For the fortran OpenMP program, compile with command:

(A) for ifort (intel)

    $FC -o my_OpenMP_exec -openmp   hello_world_openmpi.f90

(B) for gfortran (GNU)

    $FC -o my_OpenMP_exec -fopenmp   hello_world_openmpi.f90


and submit the jobs with command:

    sqsub -t -r 1h --mpp=2.0G  -o Fortran_hello.log  -f threaded -N 1 -n 8 ./my_OpenMP_exec


Do/for loop programs (Worksharing)

(A) for icc (intel)

    $CC -o parallel_pi.exe -openmp parallel_pi.c

(B) for gcc (GNU)

    $CC -o parallel_pi.exe -fopenmp parallel_pi.c

To submit the OpenMP job use:

    sqsub -t -r 1h --mpp=1.0G  -o parallel_pi.log -f threaded -n 4 ./parallel_pi.exe


For the fortran OpenMP program, compile with command:

(A) for ifort (intel)

    $FC -o parallel_do_loop_exec -openmp   parallel_do_loop.f90

(B) for gfortran (GNU)

    $FC -o parallel_do_loop_exec -fopenmp   parallel_do_loop.f90


and submit the jobs with command:

    sqsub -t -r 1h --mpp=2.0G -o parallel_do_loop.log -f threaded -N 1 -n 8 \
          ./parallel_do_loop_exec

SHARCNET SMP systems

SMP mechines

SHARCNET has a few SMP machines: silky, bramble, school and prism. prism is suitable for shared memory visualization applications, while silky and bramble are suitable for large shared memory applications.

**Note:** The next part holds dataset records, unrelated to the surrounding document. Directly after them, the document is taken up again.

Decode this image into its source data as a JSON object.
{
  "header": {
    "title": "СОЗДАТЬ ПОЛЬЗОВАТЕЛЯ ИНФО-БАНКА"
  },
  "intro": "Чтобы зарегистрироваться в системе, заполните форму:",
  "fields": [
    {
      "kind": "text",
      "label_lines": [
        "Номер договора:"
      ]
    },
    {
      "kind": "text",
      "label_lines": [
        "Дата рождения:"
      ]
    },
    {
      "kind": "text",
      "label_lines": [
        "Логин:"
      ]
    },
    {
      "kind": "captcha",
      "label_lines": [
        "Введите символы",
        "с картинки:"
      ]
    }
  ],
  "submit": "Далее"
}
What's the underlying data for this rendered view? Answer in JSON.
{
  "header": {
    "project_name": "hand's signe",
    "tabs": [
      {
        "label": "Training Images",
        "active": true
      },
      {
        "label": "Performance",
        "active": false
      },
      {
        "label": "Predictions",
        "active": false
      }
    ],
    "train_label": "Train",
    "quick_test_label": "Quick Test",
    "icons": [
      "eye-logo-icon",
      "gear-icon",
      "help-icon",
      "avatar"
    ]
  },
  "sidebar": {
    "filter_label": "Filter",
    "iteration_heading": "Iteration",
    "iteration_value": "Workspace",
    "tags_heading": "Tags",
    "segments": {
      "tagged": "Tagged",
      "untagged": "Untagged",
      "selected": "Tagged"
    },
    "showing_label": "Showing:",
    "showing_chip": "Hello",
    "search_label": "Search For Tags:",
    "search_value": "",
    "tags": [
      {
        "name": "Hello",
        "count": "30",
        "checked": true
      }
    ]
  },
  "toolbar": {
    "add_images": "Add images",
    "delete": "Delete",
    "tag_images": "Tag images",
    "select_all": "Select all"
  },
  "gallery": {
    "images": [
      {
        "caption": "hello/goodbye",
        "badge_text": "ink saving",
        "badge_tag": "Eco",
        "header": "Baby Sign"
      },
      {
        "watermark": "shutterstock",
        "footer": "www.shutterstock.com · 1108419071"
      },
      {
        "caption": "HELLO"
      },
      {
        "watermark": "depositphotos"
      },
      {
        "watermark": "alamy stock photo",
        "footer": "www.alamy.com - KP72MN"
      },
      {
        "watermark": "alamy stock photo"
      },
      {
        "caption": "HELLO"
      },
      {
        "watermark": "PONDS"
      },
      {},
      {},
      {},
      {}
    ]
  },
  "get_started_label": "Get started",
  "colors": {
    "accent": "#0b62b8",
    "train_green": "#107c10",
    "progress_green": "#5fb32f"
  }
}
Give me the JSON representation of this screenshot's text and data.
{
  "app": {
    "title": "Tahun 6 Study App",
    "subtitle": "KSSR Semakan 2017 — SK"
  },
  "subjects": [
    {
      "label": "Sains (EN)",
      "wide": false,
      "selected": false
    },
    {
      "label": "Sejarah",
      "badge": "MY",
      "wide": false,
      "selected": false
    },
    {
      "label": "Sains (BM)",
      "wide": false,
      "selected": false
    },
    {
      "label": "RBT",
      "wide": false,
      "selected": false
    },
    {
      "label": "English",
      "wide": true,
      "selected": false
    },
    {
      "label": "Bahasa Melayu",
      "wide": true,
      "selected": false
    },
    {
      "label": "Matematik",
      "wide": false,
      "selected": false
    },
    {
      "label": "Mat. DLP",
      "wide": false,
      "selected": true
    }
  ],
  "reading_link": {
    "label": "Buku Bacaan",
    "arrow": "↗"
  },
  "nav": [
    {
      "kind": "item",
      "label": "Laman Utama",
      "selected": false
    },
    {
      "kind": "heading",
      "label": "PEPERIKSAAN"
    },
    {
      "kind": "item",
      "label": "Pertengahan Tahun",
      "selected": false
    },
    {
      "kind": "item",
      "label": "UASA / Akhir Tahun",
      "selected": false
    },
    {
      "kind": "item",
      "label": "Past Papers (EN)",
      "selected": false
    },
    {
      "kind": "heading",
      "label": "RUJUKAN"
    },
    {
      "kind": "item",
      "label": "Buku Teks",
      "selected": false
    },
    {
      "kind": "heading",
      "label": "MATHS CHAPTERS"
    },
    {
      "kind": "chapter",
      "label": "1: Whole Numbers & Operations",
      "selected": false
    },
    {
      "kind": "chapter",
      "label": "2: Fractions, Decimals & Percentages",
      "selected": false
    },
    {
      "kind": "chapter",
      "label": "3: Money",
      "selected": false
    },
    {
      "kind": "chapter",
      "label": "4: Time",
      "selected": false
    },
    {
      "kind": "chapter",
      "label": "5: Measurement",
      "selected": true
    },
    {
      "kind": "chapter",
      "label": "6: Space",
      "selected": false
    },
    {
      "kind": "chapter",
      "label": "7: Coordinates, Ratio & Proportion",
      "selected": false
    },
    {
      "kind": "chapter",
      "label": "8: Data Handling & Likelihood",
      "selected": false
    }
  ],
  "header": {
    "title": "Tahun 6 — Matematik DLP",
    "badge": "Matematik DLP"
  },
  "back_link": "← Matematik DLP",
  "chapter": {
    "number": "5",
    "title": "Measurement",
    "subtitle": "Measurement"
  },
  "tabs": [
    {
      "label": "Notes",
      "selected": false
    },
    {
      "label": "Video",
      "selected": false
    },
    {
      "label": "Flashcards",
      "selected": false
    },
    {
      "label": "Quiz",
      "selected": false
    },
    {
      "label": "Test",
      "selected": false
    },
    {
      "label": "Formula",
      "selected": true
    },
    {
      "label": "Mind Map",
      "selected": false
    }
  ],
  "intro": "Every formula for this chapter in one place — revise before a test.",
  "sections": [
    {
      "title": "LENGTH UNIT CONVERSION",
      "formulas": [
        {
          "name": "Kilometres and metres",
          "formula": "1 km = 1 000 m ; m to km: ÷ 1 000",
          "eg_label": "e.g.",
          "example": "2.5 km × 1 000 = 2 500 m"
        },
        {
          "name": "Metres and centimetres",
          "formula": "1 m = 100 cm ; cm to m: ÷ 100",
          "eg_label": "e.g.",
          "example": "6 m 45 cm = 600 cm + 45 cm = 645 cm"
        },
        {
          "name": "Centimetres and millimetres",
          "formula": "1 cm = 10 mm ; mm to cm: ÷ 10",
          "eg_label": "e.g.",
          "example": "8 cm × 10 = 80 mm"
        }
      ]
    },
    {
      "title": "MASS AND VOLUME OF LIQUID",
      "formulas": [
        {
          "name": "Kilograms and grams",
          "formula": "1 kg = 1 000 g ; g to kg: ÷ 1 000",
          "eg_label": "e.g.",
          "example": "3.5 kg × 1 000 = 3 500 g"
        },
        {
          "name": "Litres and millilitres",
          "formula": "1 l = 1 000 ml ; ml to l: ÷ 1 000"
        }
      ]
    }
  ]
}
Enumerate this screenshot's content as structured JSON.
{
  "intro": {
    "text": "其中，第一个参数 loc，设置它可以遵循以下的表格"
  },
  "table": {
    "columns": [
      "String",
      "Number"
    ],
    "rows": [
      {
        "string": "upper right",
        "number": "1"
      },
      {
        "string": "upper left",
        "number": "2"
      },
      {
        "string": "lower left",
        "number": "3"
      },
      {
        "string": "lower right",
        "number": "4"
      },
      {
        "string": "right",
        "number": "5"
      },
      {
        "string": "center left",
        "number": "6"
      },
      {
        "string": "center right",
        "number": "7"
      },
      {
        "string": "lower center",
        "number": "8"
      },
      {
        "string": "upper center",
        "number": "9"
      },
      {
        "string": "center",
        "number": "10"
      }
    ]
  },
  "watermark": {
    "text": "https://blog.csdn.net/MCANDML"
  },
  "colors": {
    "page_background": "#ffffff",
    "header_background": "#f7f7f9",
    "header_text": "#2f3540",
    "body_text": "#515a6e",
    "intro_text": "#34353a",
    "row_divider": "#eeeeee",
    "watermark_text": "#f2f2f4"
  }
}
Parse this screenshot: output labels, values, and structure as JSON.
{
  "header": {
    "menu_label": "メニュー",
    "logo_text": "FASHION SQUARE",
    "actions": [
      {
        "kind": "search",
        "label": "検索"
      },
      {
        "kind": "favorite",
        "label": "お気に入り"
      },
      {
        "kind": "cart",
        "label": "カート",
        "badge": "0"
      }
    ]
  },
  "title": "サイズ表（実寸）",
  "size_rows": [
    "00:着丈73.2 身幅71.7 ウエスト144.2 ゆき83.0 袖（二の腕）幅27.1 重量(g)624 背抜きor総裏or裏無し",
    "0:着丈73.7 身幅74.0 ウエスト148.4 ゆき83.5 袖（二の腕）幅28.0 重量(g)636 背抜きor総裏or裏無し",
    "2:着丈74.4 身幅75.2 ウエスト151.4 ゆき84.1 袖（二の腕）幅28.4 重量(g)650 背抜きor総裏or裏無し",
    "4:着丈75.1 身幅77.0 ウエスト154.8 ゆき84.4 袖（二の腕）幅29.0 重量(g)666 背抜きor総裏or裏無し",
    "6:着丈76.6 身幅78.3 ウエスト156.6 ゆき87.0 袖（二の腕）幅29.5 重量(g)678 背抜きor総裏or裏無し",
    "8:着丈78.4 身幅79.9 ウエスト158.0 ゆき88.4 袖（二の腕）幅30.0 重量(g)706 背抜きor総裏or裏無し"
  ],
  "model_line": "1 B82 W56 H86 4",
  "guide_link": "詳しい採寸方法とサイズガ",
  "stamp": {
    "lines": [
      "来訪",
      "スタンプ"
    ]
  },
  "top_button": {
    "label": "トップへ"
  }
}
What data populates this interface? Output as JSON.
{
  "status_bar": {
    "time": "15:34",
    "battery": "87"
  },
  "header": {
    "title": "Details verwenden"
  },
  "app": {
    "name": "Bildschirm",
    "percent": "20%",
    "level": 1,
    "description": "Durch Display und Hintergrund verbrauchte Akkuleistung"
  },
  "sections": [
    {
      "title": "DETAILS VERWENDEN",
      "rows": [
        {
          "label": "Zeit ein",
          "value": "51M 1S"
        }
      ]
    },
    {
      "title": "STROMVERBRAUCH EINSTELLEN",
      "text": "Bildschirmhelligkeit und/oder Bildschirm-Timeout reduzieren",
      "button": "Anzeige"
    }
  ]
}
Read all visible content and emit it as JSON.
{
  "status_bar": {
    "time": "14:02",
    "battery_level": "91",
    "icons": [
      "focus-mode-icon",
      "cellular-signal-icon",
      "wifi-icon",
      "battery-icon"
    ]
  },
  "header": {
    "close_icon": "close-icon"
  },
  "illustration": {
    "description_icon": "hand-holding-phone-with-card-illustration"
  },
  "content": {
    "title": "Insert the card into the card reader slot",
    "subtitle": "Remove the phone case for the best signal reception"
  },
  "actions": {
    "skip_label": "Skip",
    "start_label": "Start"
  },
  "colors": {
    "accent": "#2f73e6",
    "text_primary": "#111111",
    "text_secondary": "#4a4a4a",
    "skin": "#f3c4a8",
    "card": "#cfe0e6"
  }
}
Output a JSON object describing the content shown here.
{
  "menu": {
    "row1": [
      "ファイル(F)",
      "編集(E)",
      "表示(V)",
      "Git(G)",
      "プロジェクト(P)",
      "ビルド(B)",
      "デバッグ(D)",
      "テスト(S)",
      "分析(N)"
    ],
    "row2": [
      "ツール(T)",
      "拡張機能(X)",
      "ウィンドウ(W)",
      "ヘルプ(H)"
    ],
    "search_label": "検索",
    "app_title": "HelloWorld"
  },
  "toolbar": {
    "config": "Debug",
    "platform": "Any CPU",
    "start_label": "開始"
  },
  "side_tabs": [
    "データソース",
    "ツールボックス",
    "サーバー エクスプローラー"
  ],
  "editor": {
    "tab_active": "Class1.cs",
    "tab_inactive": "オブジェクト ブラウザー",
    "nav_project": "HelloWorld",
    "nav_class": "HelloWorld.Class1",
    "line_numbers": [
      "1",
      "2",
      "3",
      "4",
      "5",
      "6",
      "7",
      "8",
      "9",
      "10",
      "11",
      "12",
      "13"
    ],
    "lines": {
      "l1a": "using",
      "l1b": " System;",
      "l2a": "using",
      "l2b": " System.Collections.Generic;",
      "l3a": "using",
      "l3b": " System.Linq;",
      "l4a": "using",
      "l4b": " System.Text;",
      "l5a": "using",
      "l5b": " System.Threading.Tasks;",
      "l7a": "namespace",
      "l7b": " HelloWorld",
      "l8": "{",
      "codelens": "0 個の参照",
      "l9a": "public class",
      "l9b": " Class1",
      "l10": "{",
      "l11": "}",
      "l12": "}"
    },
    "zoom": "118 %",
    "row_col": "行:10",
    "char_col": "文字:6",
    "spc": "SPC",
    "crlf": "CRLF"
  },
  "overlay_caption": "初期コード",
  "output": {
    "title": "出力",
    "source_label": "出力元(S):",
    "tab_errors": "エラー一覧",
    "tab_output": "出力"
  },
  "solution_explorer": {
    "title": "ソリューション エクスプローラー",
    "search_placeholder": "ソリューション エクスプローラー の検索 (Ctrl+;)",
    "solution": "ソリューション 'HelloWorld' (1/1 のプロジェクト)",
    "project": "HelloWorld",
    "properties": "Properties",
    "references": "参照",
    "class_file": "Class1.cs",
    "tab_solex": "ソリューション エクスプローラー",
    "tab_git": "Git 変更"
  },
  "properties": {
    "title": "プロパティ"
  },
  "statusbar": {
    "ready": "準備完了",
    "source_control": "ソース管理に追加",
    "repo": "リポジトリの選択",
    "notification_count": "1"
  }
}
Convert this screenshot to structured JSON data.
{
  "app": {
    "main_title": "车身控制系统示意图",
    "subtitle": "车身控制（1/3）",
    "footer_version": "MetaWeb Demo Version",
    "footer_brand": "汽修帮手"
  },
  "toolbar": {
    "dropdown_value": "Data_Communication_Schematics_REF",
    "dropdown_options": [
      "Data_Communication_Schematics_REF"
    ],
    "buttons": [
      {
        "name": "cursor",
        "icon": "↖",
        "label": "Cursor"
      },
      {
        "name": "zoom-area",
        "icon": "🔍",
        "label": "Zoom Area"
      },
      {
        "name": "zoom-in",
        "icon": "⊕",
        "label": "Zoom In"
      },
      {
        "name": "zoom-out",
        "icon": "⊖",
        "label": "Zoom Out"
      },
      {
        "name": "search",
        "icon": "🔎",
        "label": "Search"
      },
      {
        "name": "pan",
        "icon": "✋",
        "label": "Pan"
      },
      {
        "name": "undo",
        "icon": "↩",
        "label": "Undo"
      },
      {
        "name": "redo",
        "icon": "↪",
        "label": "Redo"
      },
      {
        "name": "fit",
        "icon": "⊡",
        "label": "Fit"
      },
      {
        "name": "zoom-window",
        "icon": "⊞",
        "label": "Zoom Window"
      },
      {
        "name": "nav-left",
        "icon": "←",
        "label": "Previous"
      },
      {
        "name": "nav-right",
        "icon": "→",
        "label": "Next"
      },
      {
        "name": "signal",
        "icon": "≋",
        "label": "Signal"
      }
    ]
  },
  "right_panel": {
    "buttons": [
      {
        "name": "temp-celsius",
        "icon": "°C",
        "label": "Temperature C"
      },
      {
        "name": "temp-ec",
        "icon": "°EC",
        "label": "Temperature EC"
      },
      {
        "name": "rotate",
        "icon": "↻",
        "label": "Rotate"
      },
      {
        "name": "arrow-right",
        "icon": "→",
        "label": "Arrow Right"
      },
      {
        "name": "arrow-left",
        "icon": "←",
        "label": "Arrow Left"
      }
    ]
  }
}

The basic system information are listed below:

System Cpus Memory (GB)
silky 128 256
bramble 64 128
school 8 16
prism 4 8
iqaluk 32 1024

Besides, SHARCNET visualization workstations are all multi-core machines (mostly 4 cores with 16GB memory).

SMP nodes on a cluster

While the core SHARCNET systems are clusters, they all come with multi-core shared memory nodes which allow for SMP-based parallel programming such as OpenMP applications. However, the maximum size of a OpenMP job to run on a cluster is subject to the max. cpus per node. For reference, we list the node info for some systems below:

System Node type CPUs/node Memory/node(GB) OMP_NUM_THREADS (max)
saw Xeon 8 16 8
hound Xeon 16, 32 128 16, 32
narwhal,bruce, bala, megaladon, zebra Opteron 4 8 4
bull nodes on kraken Opteron 4 32 4
whale Opteron 4 4 4
requin Opteron 2 8 2
angel Xeon 8 16 8
goblin Opteron, Xeon 4, 8, 16 8, 12, 48 4, 8, 16
redfin Opteron 24 96, 192 24
wobbie Opteron 2, 4, 32 4, 8, 32 2, 4, 32

OpenMP flag

The compiler flag for OpenMP code varies from compiler to compiler, the basic OpenMP compiler flags are:

Compiler c/c++ fortran flag
Intel icc ifort -openmp
PGI pgcc/pgCC pgf77/pgf90 -mp
Pathscale pathcc/pathCC pathf77/pathf90 -openmp
GNU gcc/g++ gfortran -fopenmp

Tutotials and References

Many OpenMP tutorials and examples can be found online, or from OpenMP forum website.